Thursday, August 25, 2011

A Ray of Light

We're in for a rough couple of weeks as Darin adjusts to his new schedule. We're trying to help him understand that going to sleep when we put him to bed will help, but that seems to be when he gets his second wind. So, we struggle with getting him to go to bed, and then when he's tired in the morning, we struggle with getting him to get on the bus to go to school. Transitioning between activities has never been Darin's strong suit.

So, last night was one of those struggling nights. Darin just wouldn't do what I needed him to do. I was running out of patience from my own lack of sleep and my need to get something to eat and I pretty much lost it. I was stomping around and slamming doors and drawers as I worked on getting Darin in his "sleepings". We finally got the sleepings on and Darin tucked into bed when the tears started. I sat on the edge of his bed and apologized for my anger. I kept saying sorry over and over to try to help him understand I am mad at the autism, not mad at Darin. Something amazing occured. To understand how amazing this was, you have to understand that most autistic people have a hard time understanding and interpreting emotions. There have been plenty of times when I've scowled in anger at Darin and he just laughs because he thinks I'm pulling a funny face. And so, as I sat there telling Darin "I'm sorry," I found myself hearing him tell me that I got mad and it made him cry. I almost started to cry out of joy, but I knew that would just confuse Darin. My little autistic boy was telling me that he had realized I was mad and it made him cry! Ok, the crying part wasn't very good parenting, but we're all human and that's why I was apologizing. And then, Darin said, "I'm sorry Mommy." Maybe I'm just being hopeful, but I'm going to believe that he was apologizing for making me mad. Thank you, Darin, and thank you, Heavenly Father, for this moment of understanding with my son.

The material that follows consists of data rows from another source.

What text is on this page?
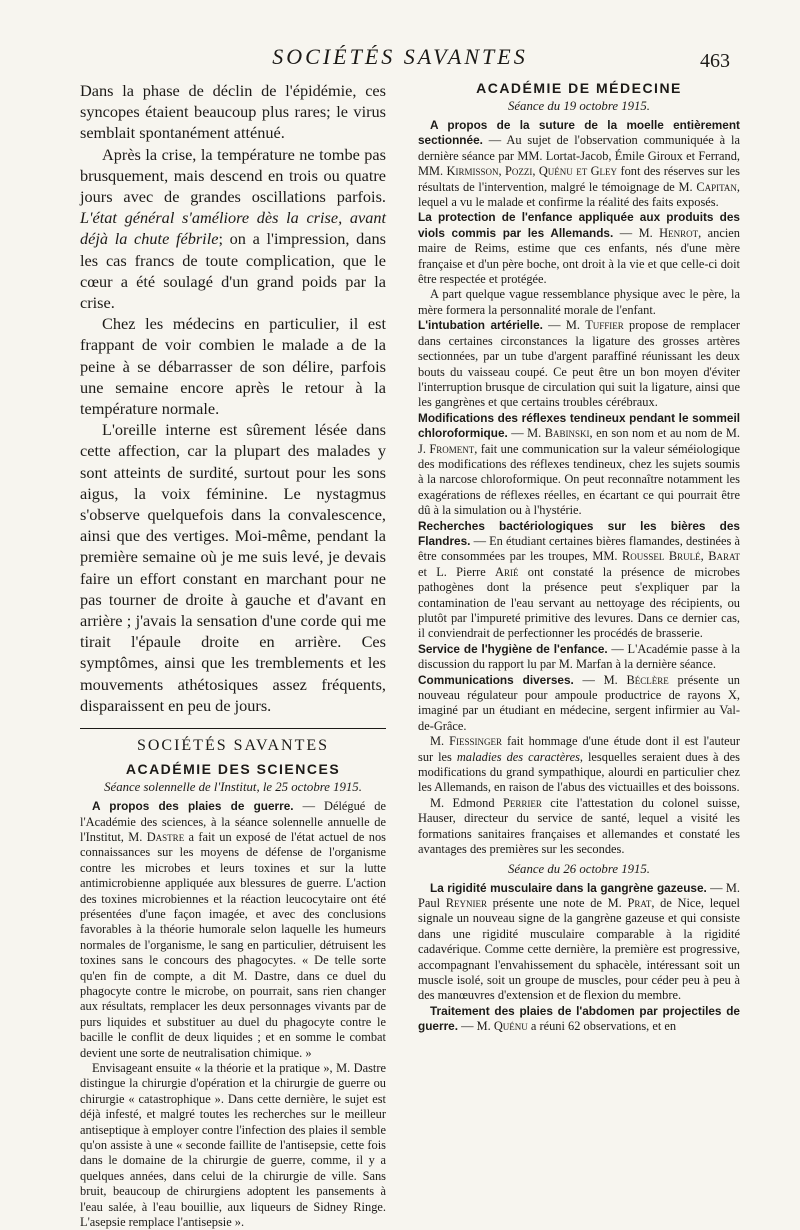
SOCIÉTÉS SAVANTES	463

Dans la phase de déclin de l'épidémie, ces syncopes étaient beaucoup plus rares; le virus semblait spontanément atténué.

Après la crise, la température ne tombe pas brusquement, mais descend en trois ou quatre jours avec de grandes oscillations parfois. L'état général s'améliore dès la crise, avant déjà la chute fébrile; on a l'impression, dans les cas francs de toute complication, que le cœur a été soulagé d'un grand poids par la crise.

Chez les médecins en particulier, il est frappant de voir combien le malade a de la peine à se débarrasser de son délire, parfois une semaine encore après le retour à la température normale.

L'oreille interne est sûrement lésée dans cette affection, car la plupart des malades y sont atteints de surdité, surtout pour les sons aigus, la voix féminine. Le nystagmus s'observe quelquefois dans la convalescence, ainsi que des vertiges. Moi-même, pendant la première semaine où je me suis levé, je devais faire un effort constant en marchant pour ne pas tourner de droite à gauche et d'avant en arrière ; j'avais la sensation d'une corde qui me tirait l'épaule droite en arrière. Ces symptômes, ainsi que les tremblements et les mouvements athétosiques assez fréquents, disparaissent en peu de jours.

SOCIÉTÉS SAVANTES
ACADÉMIE DES SCIENCES
Séance solennelle de l'Institut, le 25 octobre 1915.

A propos des plaies de guerre. — Délégué de l'Académie des sciences, à la séance solennelle annuelle de l'Institut, M. Dastre a fait un exposé de l'état actuel de nos connaissances sur les moyens de défense de l'organisme contre les microbes et leurs toxines et sur la lutte antimicrobienne appliquée aux blessures de guerre. L'action des toxines microbiennes et la réaction leucocytaire ont été présentées d'une façon imagée, et avec des conclusions favorables à la théorie humorale selon laquelle les humeurs normales de l'organisme, le sang en particulier, détruisent les toxines sans le concours des phagocytes. « De telle sorte qu'en fin de compte, a dit M. Dastre, dans ce duel du phagocyte contre le microbe, on pourrait, sans rien changer aux résultats, remplacer les deux personnages vivants par de purs liquides et substituer au duel du phagocyte contre le bacille le conflit de deux liquides ; et en somme le combat devient une sorte de neutralisation chimique. »

Envisageant ensuite « la théorie et la pratique », M. Dastre distingue la chirurgie d'opération et la chirurgie de guerre ou chirurgie « catastrophique ». Dans cette dernière, le sujet est déjà infesté, et malgré toutes les recherches sur le meilleur antiseptique à employer contre l'infection des plaies il semble qu'on assiste à une « seconde faillite de l'antisepsie, cette fois dans le domaine de la chirurgie de guerre, comme, il y a quelques années, dans celui de la chirurgie de ville. Sans bruit, beaucoup de chirurgiens adoptent les pansements à l'eau salée, à l'eau bouillie, aux liqueurs de Sidney Ringe. L'asepsie remplace l'antisepsie ».

ACADÉMIE DE MÉDECINE
Séance du 19 octobre 1915.

A propos de la suture de la moelle entièrement sectionnée. — Au sujet de l'observation communiquée à la dernière séance par MM. Lortat-Jacob, Émile Giroux et Ferrand, MM. Kirmisson, Pozzi, Quénu et Gley font des réserves sur les résultats de l'intervention, malgré le témoignage de M. Capitan, lequel a vu le malade et confirme la réalité des faits exposés.

La protection de l'enfance appliquée aux produits des viols commis par les Allemands. — M. Henrot, ancien maire de Reims, estime que ces enfants, nés d'une mère française et d'un père boche, ont droit à la vie et que celle-ci doit être respectée et protégée.

A part quelque vague ressemblance physique avec le père, la mère formera la personnalité morale de l'enfant.

L'intubation artérielle. — M. Tuffier propose de remplacer dans certaines circonstances la ligature des grosses artères sectionnées, par un tube d'argent paraffiné réunissant les deux bouts du vaisseau coupé. Ce peut être un bon moyen d'éviter l'interruption brusque de circulation qui suit la ligature, ainsi que les gangrènes et que certains troubles cérébraux.

Modifications des réflexes tendineux pendant le sommeil chloroformique. — M. Babinski, en son nom et au nom de M. J. Froment, fait une communication sur la valeur séméiologique des modifications des réflexes tendineux, chez les sujets soumis à la narcose chloroformique. On peut reconnaître notamment les exagérations de réflexes réelles, en écartant ce qui pourrait être dû à la simulation ou à l'hystérie.

Recherches bactériologiques sur les bières des Flandres. — En étudiant certaines bières flamandes, destinées à être consommées par les troupes, MM. Roussel Brulé, Barat et L. Pierre Arié ont constaté la présence de microbes pathogènes dont la présence peut s'expliquer par la contamination de l'eau servant au nettoyage des récipients, ou plutôt par l'impureté primitive des levures. Dans ce dernier cas, il conviendrait de perfectionner les procédés de brasserie.

Service de l'hygiène de l'enfance. — L'Académie passe à la discussion du rapport lu par M. Marfan à la dernière séance.

Communications diverses. — M. Béclère présente un nouveau régulateur pour ampoule productrice de rayons X, imaginé par un étudiant en médecine, sergent infirmier au Val-de-Grâce.

M. Fiessinger fait hommage d'une étude dont il est l'auteur sur les maladies des caractères, lesquelles seraient dues à des modifications du grand sympathique, alourdi en particulier chez les Allemands, en raison de l'abus des victuailles et des boissons.

M. Edmond Perrier cite l'attestation du colonel suisse, Hauser, directeur du service de santé, lequel a visité les formations sanitaires françaises et allemandes et constaté les avantages des premières sur les secondes.

Séance du 26 octobre 1915.

La rigidité musculaire dans la gangrène gazeuse. — M. Paul Reynier présente une note de M. Prat, de Nice, lequel signale un nouveau signe de la gangrène gazeuse et qui consiste dans une rigidité musculaire comparable à la rigidité cadavérique. Comme cette dernière, la première est progressive, accompagnant l'envahissement du sphacèle, intéressant soit un muscle isolé, soit un groupe de muscles, pour céder peu à peu à des manœuvres d'extension et de flexion du membre.

Traitement des plaies de l'abdomen par projectiles de guerre. — M. Quénu a réuni 62 observations, et en
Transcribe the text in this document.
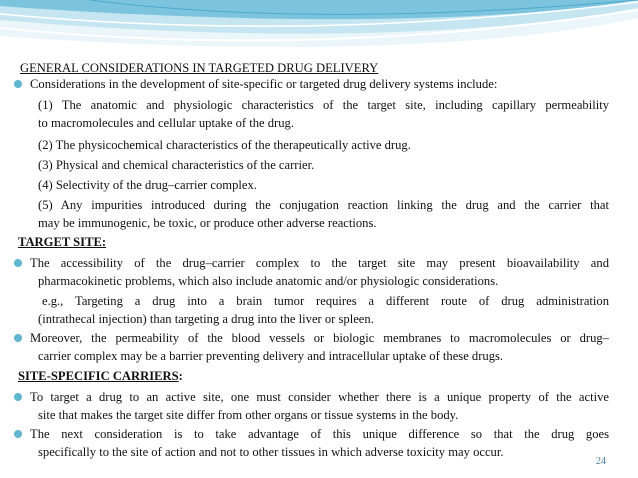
GENERAL CONSIDERATIONS IN TARGETED DRUG DELIVERY

Considerations in the development of site-specific or targeted drug delivery systems include:

(1) The anatomic and physiologic characteristics of the target site, including capillary permeability

to macromolecules and cellular uptake of the drug.

(2) The physicochemical characteristics of the therapeutically active drug.

(3) Physical and chemical characteristics of the carrier.

(4) Selectivity of the drug–carrier complex.

(5) Any impurities introduced during the conjugation reaction linking the drug and the carrier that

may be immunogenic, be toxic, or produce other adverse reactions.

TARGET SITE:

The accessibility of the drug–carrier complex to the target site may present bioavailability and

pharmacokinetic problems, which also include anatomic and/or physiologic considerations.

e.g., Targeting a drug into a brain tumor requires a different route of drug administration

(intrathecal injection) than targeting a drug into the liver or spleen.

Moreover, the permeability of the blood vessels or biologic membranes to macromolecules or drug–

carrier complex may be a barrier preventing delivery and intracellular uptake of these drugs.

SITE-SPECIFIC CARRIERS:

To target a drug to an active site, one must consider whether there is a unique property of the active

site that makes the target site differ from other organs or tissue systems in the body.

The next consideration is to take advantage of this unique difference so that the drug goes

specifically to the site of action and not to other tissues in which adverse toxicity may occur.

24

Wednesday, August 17, 2011

Unusual Reactions

Being the parent of an autistic child can make you look like a weirdo to a stranger. Who else would be sobbing at the intermission of The Music Man? I've seen The Music Man quite a few times, but not since I have become a parent. Seeing shy Winthrop break into song about the Wells Fargo Wagon brought me to tears in seconds. In that little boy, I saw my own little boy with his own communication problems. No, it's not like trying to overcome a lisp, but he's just about as uncommunicative as Winthop - only really answers questions that are directed to him, and most of the time, those questions have to be yes/no. I was crying for the day when my son would be able to come home from school and excitedly burst into telling me about every minute of his day. I was crying for the day when my son would be able to tell me what he wants for Christmas and what he wants to be for Halloween. I was crying for the day when my son would be able to say a sincere prayer from his heart.

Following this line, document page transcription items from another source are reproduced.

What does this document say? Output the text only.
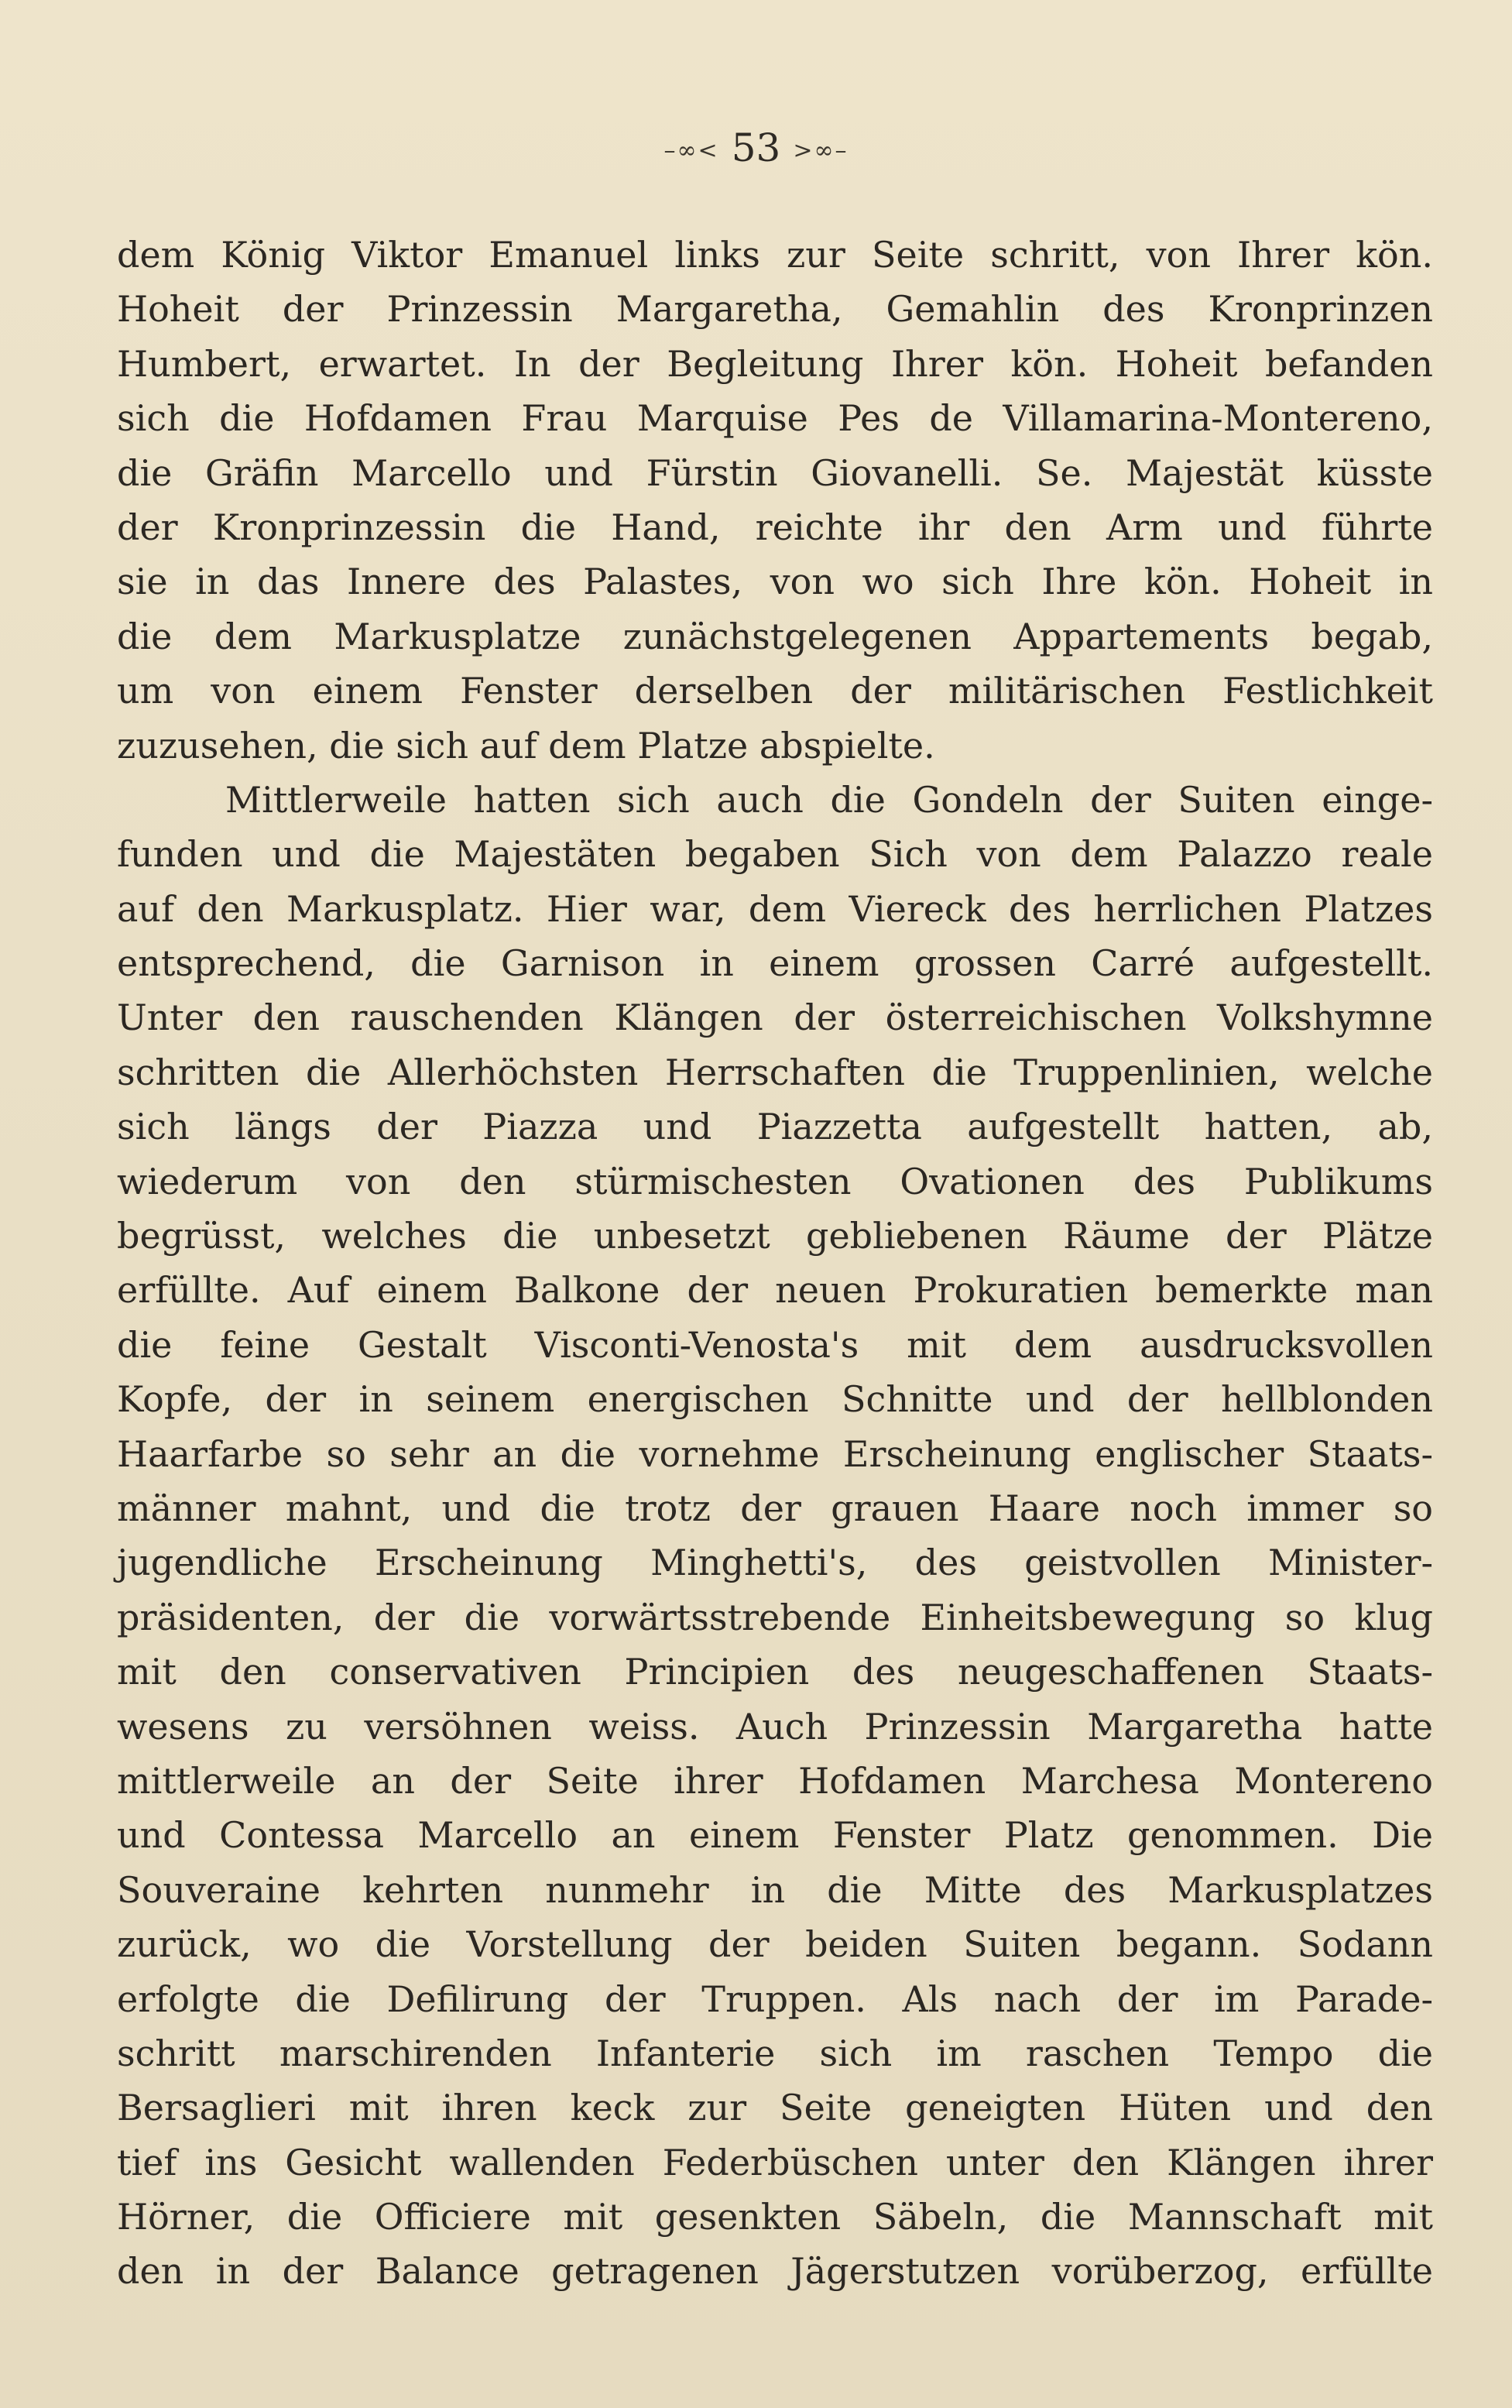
–∞< 53 >∞–
dem König Viktor Emanuel links zur Seite schritt, von Ihrer kön.
Hoheit der Prinzessin Margaretha, Gemahlin des Kronprinzen
Humbert, erwartet. In der Begleitung Ihrer kön. Hoheit befanden
sich die Hofdamen Frau Marquise Pes de Villamarina-Montereno,
die Gräfin Marcello und Fürstin Giovanelli. Se. Majestät küsste
der Kronprinzessin die Hand, reichte ihr den Arm und führte
sie in das Innere des Palastes, von wo sich Ihre kön. Hoheit in
die dem Markusplatze zunächstgelegenen Appartements begab,
um von einem Fenster derselben der militärischen Festlichkeit
zuzusehen, die sich auf dem Platze abspielte.
Mittlerweile hatten sich auch die Gondeln der Suiten einge-
funden und die Majestäten begaben Sich von dem Palazzo reale
auf den Markusplatz. Hier war, dem Viereck des herrlichen Platzes
entsprechend, die Garnison in einem grossen Carré aufgestellt.
Unter den rauschenden Klängen der österreichischen Volkshymne
schritten die Allerhöchsten Herrschaften die Truppenlinien, welche
sich längs der Piazza und Piazzetta aufgestellt hatten, ab,
wiederum von den stürmischesten Ovationen des Publikums
begrüsst, welches die unbesetzt gebliebenen Räume der Plätze
erfüllte. Auf einem Balkone der neuen Prokuratien bemerkte man
die feine Gestalt Visconti-Venosta's mit dem ausdrucksvollen
Kopfe, der in seinem energischen Schnitte und der hellblonden
Haarfarbe so sehr an die vornehme Erscheinung englischer Staats-
männer mahnt, und die trotz der grauen Haare noch immer so
jugendliche Erscheinung Minghetti's, des geistvollen Minister-
präsidenten, der die vorwärtsstrebende Einheitsbewegung so klug
mit den conservativen Principien des neugeschaffenen Staats-
wesens zu versöhnen weiss. Auch Prinzessin Margaretha hatte
mittlerweile an der Seite ihrer Hofdamen Marchesa Montereno
und Contessa Marcello an einem Fenster Platz genommen. Die
Souveraine kehrten nunmehr in die Mitte des Markusplatzes
zurück, wo die Vorstellung der beiden Suiten begann. Sodann
erfolgte die Defilirung der Truppen. Als nach der im Parade-
schritt marschirenden Infanterie sich im raschen Tempo die
Bersaglieri mit ihren keck zur Seite geneigten Hüten und den
tief ins Gesicht wallenden Federbüschen unter den Klängen ihrer
Hörner, die Officiere mit gesenkten Säbeln, die Mannschaft mit
den in der Balance getragenen Jägerstutzen vorüberzog, erfüllte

Those days will come, I tell myself. Those days will come. In the meantime, I will try to remember that there are glimmers of the future - one that happened last night. As I was putting Darin to bed, he developed hiccups. It didn't really bother him and we went about his routine as usual. A few hours later, he came downstairs to excitedly exclaim, "Mommy! My hiccups are gone!" Thanks for the update, Darin, and thanks for Mommy's moment of joy.